Please fix any typos if there any. I wrote everything on the phone and there might be mistakes
This will work and will go above “ZZ”, but keep ShkatulkaGames as the solution as his works and does what you needed.
local lettercombo = {}
local letters = {'A','B','C','D','E','F','G','H','I','J','K','L','M','N','O','P','Q','R','S','T','U','V','W','X','Y','Z'}
local times = 0
local wantedtimes = 26 * 5
repeat
times += 1
local letter = ""
if times >= 1 and times <= 26 then
letter = letters[times]
else
local divided = math.floor(times / 26)
local starttimes = divided
if times / 26 == divided then
starttimes -= 1
end
repeat
letter ..= "A"
starttimes -= 1
until starttimes == 0
local letternum = times - (26 * divided)
if letternum > 0 then
letter ..= letters[letternum]
else
if times / 26 == divided then
letter ..= "Z"
else
letter ..= "A"
end
end
end
lettercombo[times] = letter
until times == wantedtimes
--do whatever with it.
@Cheese127 If this is still useful to you at all, here is a proper to and from base converter. I’ve added comments to try to explain what I’m doing. These guys did extremely well, but it doesn’t actually require quite so many lines for any of the individual functions. I’ve tested it and verified that it works as intended. I know it’s a lot more than you need, but for what it’s worth it’s able to scale up until Lua finds the numbers invoved are too large to handle.
Edit: I’m not smart. A true base converted needs to start at 0, and since this is a true base converter it will not progress like you want. The progression here will be
A-Z, BA-ZZ, BAA-ZZZ
I assume you wanted this
A-Z, AA-ZZ, AAA-ZZZ
Sorry about that. I’m not going to try and fix it since it’s already solved, but here’s the script anyways for reference.

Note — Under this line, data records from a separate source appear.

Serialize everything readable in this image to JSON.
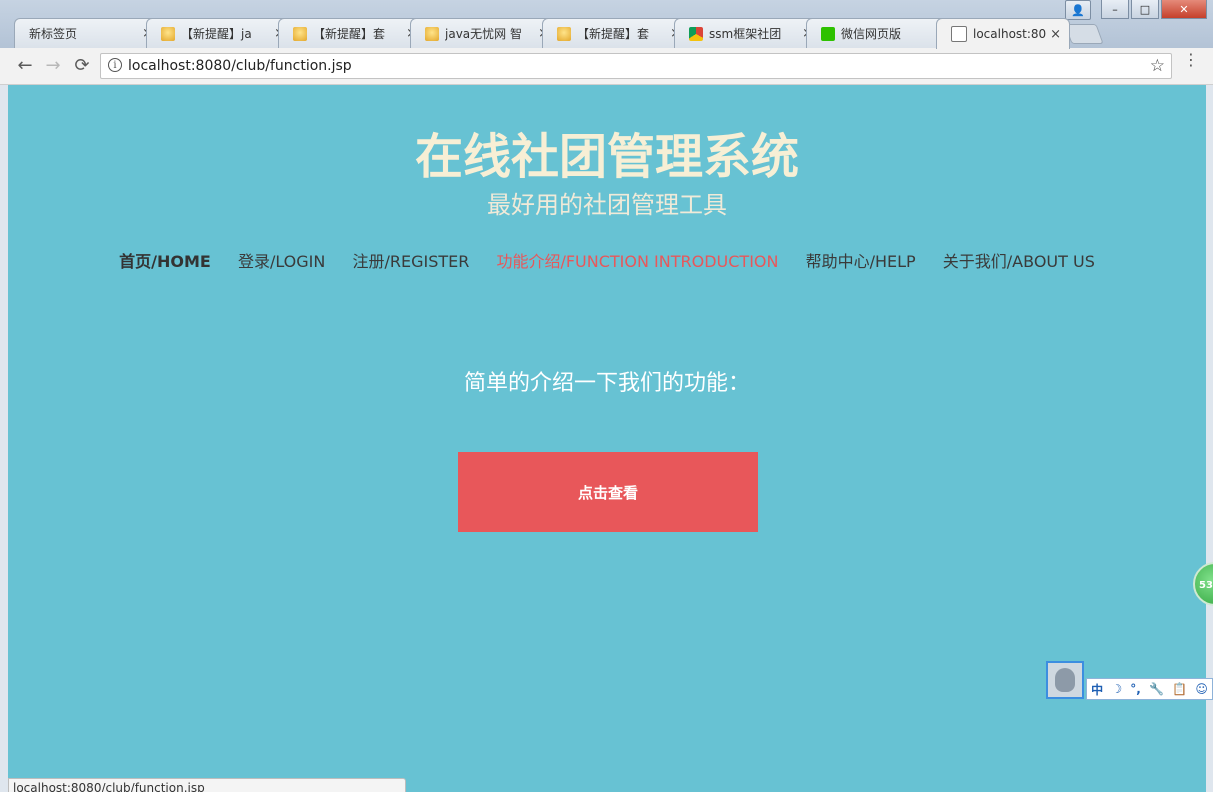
{
  "browser": {
    "tabs": [
      {
        "label": "新标签页",
        "icon": "none"
      },
      {
        "label": "【新提醒】ja",
        "icon": "bell-icon"
      },
      {
        "label": "【新提醒】套",
        "icon": "bell-icon"
      },
      {
        "label": "java无忧网 智",
        "icon": "bell-icon"
      },
      {
        "label": "【新提醒】套",
        "icon": "bell-icon"
      },
      {
        "label": "ssm框架社团",
        "icon": "chrome-icon"
      },
      {
        "label": "微信网页版",
        "icon": "wechat-icon"
      },
      {
        "label": "localhost:80",
        "icon": "document-icon"
      }
    ],
    "close_glyph": "×",
    "window_buttons": {
      "user": "👤",
      "minimize": "–",
      "maximize": "□",
      "close": "✕"
    },
    "address": "localhost:8080/club/function.jsp",
    "back": "←",
    "forward": "→",
    "reload": "⟳",
    "star": "☆",
    "info": "i",
    "menu": "⋮",
    "status": "localhost:8080/club/function.jsp"
  },
  "site": {
    "title": "在线社团管理系统",
    "subtitle": "最好用的社团管理工具",
    "nav": {
      "home": "首页/HOME",
      "login": "登录/LOGIN",
      "register": "注册/REGISTER",
      "function": "功能介绍/FUNCTION INTRODUCTION",
      "help": "帮助中心/HELP",
      "about": "关于我们/ABOUT US"
    },
    "intro": "简单的介绍一下我们的功能：",
    "view_button": "点击查看"
  },
  "widgets": {
    "badge": "53",
    "ime_tools": [
      "中",
      "☽",
      "°,",
      "🔧",
      "📋",
      "☺"
    ]
  },
  "colors": {
    "page_bg": "#67c2d3",
    "accent": "#e8575a",
    "title": "#f7efd5"
  }
}
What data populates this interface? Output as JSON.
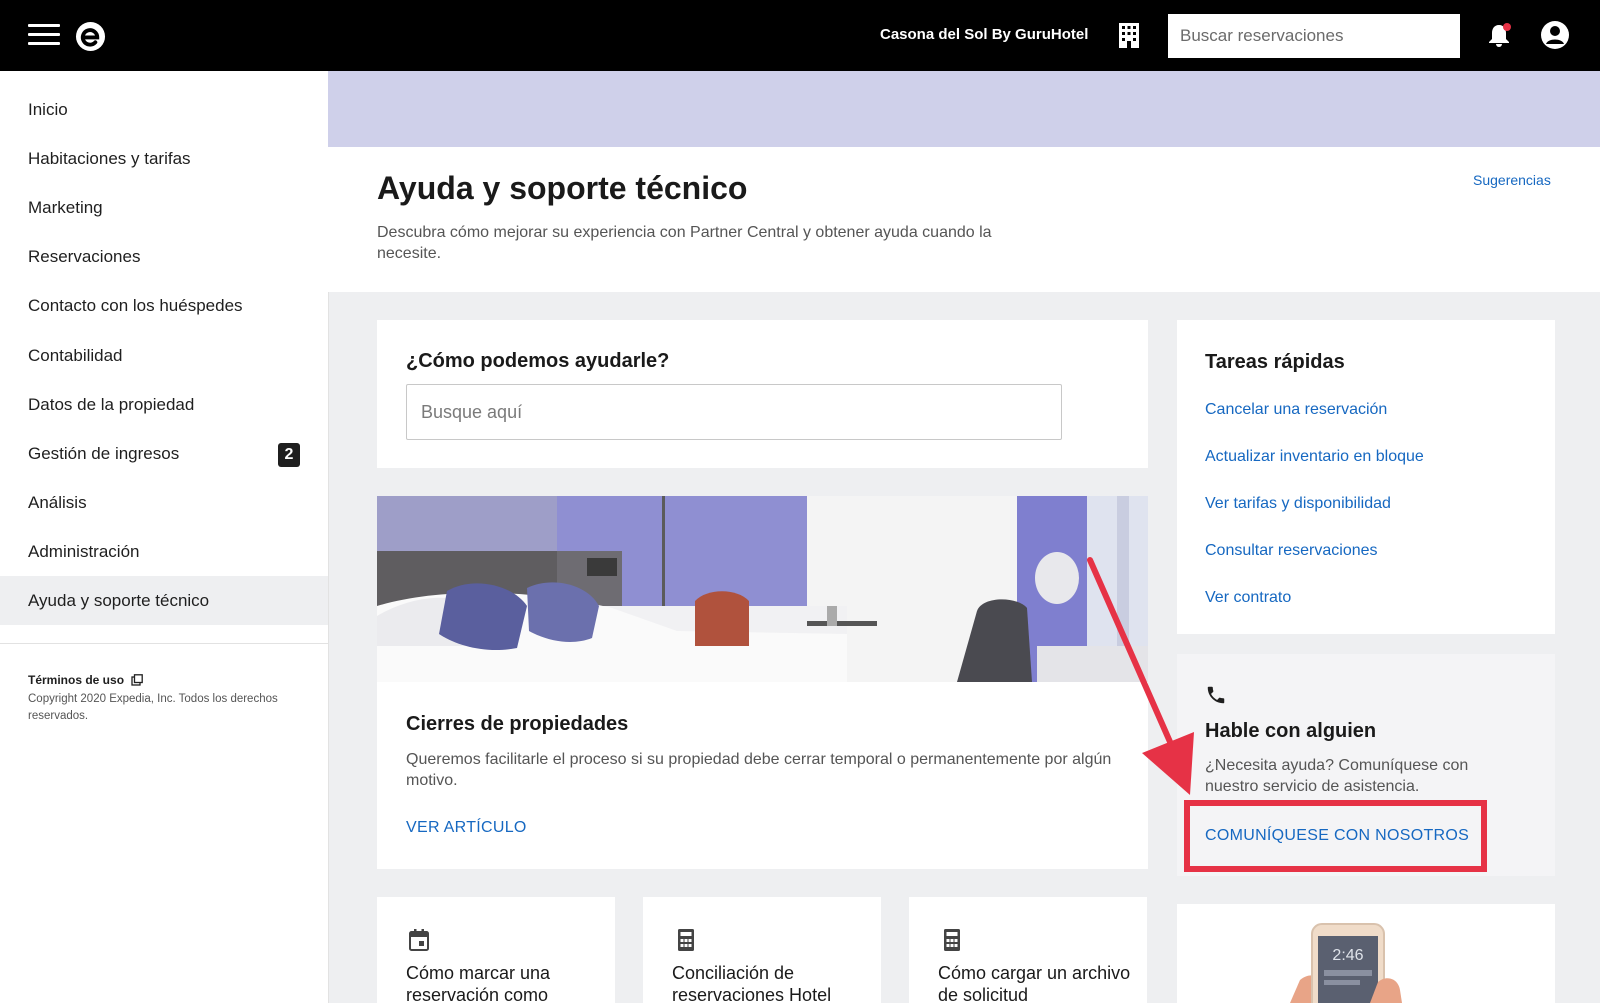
{
  "header": {
    "property_name": "Casona del Sol By GuruHotel",
    "search_placeholder": "Buscar reservaciones"
  },
  "sidebar": {
    "items": [
      {
        "label": "Inicio"
      },
      {
        "label": "Habitaciones y tarifas"
      },
      {
        "label": "Marketing"
      },
      {
        "label": "Reservaciones"
      },
      {
        "label": "Contacto con los huéspedes"
      },
      {
        "label": "Contabilidad"
      },
      {
        "label": "Datos de la propiedad"
      },
      {
        "label": "Gestión de ingresos",
        "badge": "2"
      },
      {
        "label": "Análisis"
      },
      {
        "label": "Administración"
      },
      {
        "label": "Ayuda y soporte técnico",
        "active": true
      }
    ],
    "terms": "Términos de uso",
    "copyright": "Copyright 2020 Expedia, Inc. Todos los derechos reservados."
  },
  "page": {
    "title": "Ayuda y soporte técnico",
    "description": "Descubra cómo mejorar su experiencia con Partner Central y obtener ayuda cuando la necesite.",
    "suggestions": "Sugerencias"
  },
  "help": {
    "title": "¿Cómo podemos ayudarle?",
    "search_placeholder": "Busque aquí"
  },
  "article": {
    "title": "Cierres de propiedades",
    "description": "Queremos facilitarle el proceso si su propiedad debe cerrar temporal o permanentemente por algún motivo.",
    "link": "VER ARTÍCULO"
  },
  "tasks": {
    "title": "Tareas rápidas",
    "links": [
      "Cancelar una reservación",
      "Actualizar inventario en bloque",
      "Ver tarifas y disponibilidad",
      "Consultar reservaciones",
      "Ver contrato"
    ]
  },
  "contact": {
    "title": "Hable con alguien",
    "description": "¿Necesita ayuda? Comuníquese con nuestro servicio de asistencia.",
    "link": "COMUNÍQUESE CON NOSOTROS",
    "highlight_color": "#e63246"
  },
  "small_cards": [
    {
      "title": "Cómo marcar una reservación como",
      "icon": "calendar-icon"
    },
    {
      "title": "Conciliación de reservaciones Hotel",
      "icon": "calculator-icon"
    },
    {
      "title": "Cómo cargar un archivo de solicitud",
      "icon": "calculator-icon"
    }
  ],
  "phone_screen_time": "2:46",
  "colors": {
    "link": "#1668c1",
    "topbar": "#000000",
    "banner": "#cfd0ea",
    "notification_dot": "#e63246"
  }
}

local toTable do -- Create a new scope to hide the ugly. Just for organization
toTable = {}
for i = 65, 90 do toTable[i-65] = string.char(i) end -- The same as writing {"A", "B", "C", etc
end
local fromTable do -- Hide the ugly. I always do this when the creation of a variable takes up multiple lines. Just preference.
fromTable = {}
for i, v in pairs(toTable) do fromTable[v] = i end -- The same as writing {A = 1, B = 2, C = 3, etc
end
print(toTable, fromTable)
local function from26(n) -- With any base of numbering, you can resolve it into another base by multiplying each digit by the base to the power of the number of digit it is. In base 26, the right-most letter is worth 1 time the letter, the second is worth 26 time the letter, and the third is worth 26*26 times the letter.
local output = 0
local e = 0 -- Exponent
for i = #n, 1, -1 do -- Starting from the right end since our exponent is zero.
output += fromTable[n:sub(i,i)]*26^e
e+=1 -- Increase the exponent for the next digit.
end
return output
end
local function to26(n)
local output = ""
while n > 0 do
output ..= toTable[n%26] -- The % is modular division. It's basically the remainder after dividing by 26. If I divide the number by 26 and the remainder is 3, then this digit is a C.
n = math.floor(n/26) -- Do the actual division. We round down because we've already used the decimal for the remainder bit. Repeat until 0.
end
return output:reverse() -- This function puts the output in reverse, so correct it.